I started weaving this rug in February and it's finally finished and on the floor. It feels wonderful and thick underfoot. I love the Maori edge with darned ends for a rug finish. It's a little painstaking but makes a nice clean edge with no fringes. I'm already thinking of making variations on this design, using a smaller repeat and trying different colors. I may also try a slightly closer sett and a finer wool weft for a lighter/thinner rug.
Here are a few other images showing what I've been up to in my studio the last couple of months. Not much rug weaving, but I am determined to get back to that as soon as I can. Mostly playing around with different ideas and getting a few finished scarves out there for sale.
Taking a workshop at Penland in North Carolina has been on my bucket list for many years, and in October I finally had a chance to go. I took a week-long workshop called "Altered Structures" with Rachel Meginnes. What an amazing week it was! Of course, the place itself was incredibly beautiful and inspiring, and the textile studios are a dream. In our workshop played with all kinds of materials and techniques and each of us went off in our own direction under Rachel's insightful guidance and encouragement. I never would have imagined it, but I fell in love with crochet, especially working in three dimensions with stiff material. I also loved, loved, loved stitching and pleating mulberry paper. Here are a few pictures.
I spent a really fun and productive day in my dye studio clamping, resisting and dyeing small pieces of silk organza and chiffon that I can piece together for doing some small, nuno-felted scarves. For now, I've set them out on my table and am enjoying looking at the natural dye colors and thinking about which combinations I will use. I took a few quick photos, arranging the pieces in different ways. Here they are!
Every two years the Fuller Craft Museum in Brockton, MA has a juried exhibition of members' work. What the heck -- I thought I'd submit the two rugs I wove this spring and summer (see last blog post). I was delighted to hear that both rugs were accepted and will be hung in the show. Click on this link for more information. The show runs from Sept. 22nd until February 10th. Here's another show opening later this month at the Fuller that will interest you weavers out there.
Meanwhile... the fields are hayed, the days are shortening, there's a chill in the night air, and we're enjoying the last of our garden's produce. Summer has been full of wonderful distractions, but I'm looking forward to a new burst of creativity this fall and winter.

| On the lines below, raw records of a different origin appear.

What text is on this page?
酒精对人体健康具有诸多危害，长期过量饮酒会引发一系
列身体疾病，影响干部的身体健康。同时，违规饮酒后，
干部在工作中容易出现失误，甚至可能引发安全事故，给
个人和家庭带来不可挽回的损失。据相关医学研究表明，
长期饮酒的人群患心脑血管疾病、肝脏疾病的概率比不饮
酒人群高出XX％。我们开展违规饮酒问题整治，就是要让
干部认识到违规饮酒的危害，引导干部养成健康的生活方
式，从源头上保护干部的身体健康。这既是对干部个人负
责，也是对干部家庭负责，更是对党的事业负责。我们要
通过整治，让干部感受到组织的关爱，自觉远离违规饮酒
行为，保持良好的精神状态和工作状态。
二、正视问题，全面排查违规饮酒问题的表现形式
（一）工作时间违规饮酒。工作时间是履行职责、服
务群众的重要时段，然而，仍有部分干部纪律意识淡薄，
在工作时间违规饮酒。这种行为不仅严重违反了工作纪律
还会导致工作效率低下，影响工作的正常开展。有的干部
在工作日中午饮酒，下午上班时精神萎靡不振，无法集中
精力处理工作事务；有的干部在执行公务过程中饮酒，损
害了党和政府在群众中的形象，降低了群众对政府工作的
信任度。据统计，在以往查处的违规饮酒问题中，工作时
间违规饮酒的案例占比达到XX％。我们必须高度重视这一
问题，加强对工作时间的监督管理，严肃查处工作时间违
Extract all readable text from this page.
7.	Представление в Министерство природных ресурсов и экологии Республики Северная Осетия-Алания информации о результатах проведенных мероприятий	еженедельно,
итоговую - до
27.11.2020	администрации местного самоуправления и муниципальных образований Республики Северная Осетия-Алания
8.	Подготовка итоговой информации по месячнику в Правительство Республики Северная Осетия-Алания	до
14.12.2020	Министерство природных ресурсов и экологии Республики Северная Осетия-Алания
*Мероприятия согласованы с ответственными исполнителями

I've been on a steep learning curve with rug weaving and have been making many samples -- using Peter Collingwood's book as guidance -- in order to get a handle on weft-faced rugs. Mostly I've been playing with twills and block weaves. I did plan and finish one rug, pictured below, which was to be used in an upstairs hallway. Alas, I discovered that the scale really changes from the design on paper to when the rug is on the floor, so I have found another spot for it. I dyed all of the wool using natural dyes. The brown comes from black walnuts that I found in our field last fall, the reds are cochineal and madder, and the yellows and greens marigold.
Here's another rug that I wove during a workshop at Peter's Valley Craft Center in New Jersey a couple of weeks ago. I have admired Connie Forneris' rugs forever, and I jumped at the opportunity to take a workshop with her. It was an intense 5 days of dyeing 5 lbs of wool in brutal heat, then setting up the looms and weaving. I learned so much that will be invaluable as I proceed on my rug-weaving journey.